As I said, one should not confuse this with weakness. Dr. Abuelaish is a fierce opponent of the Occupation and Israeli policy. And the power of his opposition is only amplified by his message of love and non-violence. This is not the love of romance. It is the love of justice. One that embraces active resistance to injustice.
Another important point of his talk is that Israel and Palestine must not be alien, they must not be strangers. Rather, they are conjoined twins. Their fate is entwined. The justice of which he speaks is not justice for only one side. There is no such thing. If we save the lives of Palestinians, we are saving the lives of Israelis as well. What is good for Palestine is good for Israel and vice versa.

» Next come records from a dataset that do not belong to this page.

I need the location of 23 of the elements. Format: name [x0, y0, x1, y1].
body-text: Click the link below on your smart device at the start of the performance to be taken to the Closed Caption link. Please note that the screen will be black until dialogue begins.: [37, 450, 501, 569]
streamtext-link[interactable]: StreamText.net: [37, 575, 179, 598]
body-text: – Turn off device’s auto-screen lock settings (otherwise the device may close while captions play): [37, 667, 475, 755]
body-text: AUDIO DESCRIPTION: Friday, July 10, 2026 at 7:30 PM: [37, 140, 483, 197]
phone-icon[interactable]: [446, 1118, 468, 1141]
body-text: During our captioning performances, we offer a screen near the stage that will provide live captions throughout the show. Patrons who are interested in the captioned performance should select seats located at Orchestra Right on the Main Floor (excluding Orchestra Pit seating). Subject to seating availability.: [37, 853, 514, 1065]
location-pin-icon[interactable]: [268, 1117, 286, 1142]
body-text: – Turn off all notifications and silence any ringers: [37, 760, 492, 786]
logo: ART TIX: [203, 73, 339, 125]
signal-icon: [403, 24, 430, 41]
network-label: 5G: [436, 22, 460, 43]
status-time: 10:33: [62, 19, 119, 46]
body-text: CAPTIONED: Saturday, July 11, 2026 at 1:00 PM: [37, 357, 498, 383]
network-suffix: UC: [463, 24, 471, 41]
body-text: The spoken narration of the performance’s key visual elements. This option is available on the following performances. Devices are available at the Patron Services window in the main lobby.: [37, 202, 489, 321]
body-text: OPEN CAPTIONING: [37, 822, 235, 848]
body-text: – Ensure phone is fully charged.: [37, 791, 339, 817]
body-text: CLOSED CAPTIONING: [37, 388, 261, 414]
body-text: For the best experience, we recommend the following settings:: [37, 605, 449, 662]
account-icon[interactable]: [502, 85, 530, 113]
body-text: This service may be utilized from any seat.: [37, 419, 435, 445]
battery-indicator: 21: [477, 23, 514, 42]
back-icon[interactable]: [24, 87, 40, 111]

There is much nonsense out there, reflected in Gershom Gorenberg’s essay in the Weekly Standard, asking where is the Palestinian Gandhi. With the implication being that Palestinians have betrayed their cause by lapsing into hate and violence instead of rising to the best traditions of Gandhi and Martin Luther King. I’ve always hated this notion that Palestinians owe it to themselves and the rest of the world to rise above their human impulses. As if someone who hasn’t suffered has a right to tell someone who has how they should respond to it. Would we allow a German to tell Jews how their ancestors should’ve acted in the face of the Holocaust?
But Izzeldin Abuelaish is a truly great figure in that tradition. He represents the finest values of not just the Palestinian or Arab nation, but all humanity. He was nominated for the Nobel Peace Prize last year. Unfortunately, the wrong man won (Barack Obama).
For a deeply moving profile of the Gaza doctor read Rachel Cooke’s story from the Guardian. Hear him if he comes to a city where you live. If not, read his book.
I noticed that the usual Stand With Us crowd waltzed into the hall led by its Pied Piper of Hamelin, David Brumer. He may’ve even brought with him a few of the SWU’s young IDF hasbara representatives who make the rounds of schools spreading the Gospel According to Bibi. I said with disgust to my friend Assaf Oron: “Omigod, they’ll try to harrass him.” Assaf said they wouldn’t dare. He was right. Brumer walked out in the middle of the talk. I think, as Assaf suggested, even he realized that Abuelaish was outside his league. He and SWU simply have nothing to say in the face of his message. How can hate resonate in the presence of such a man?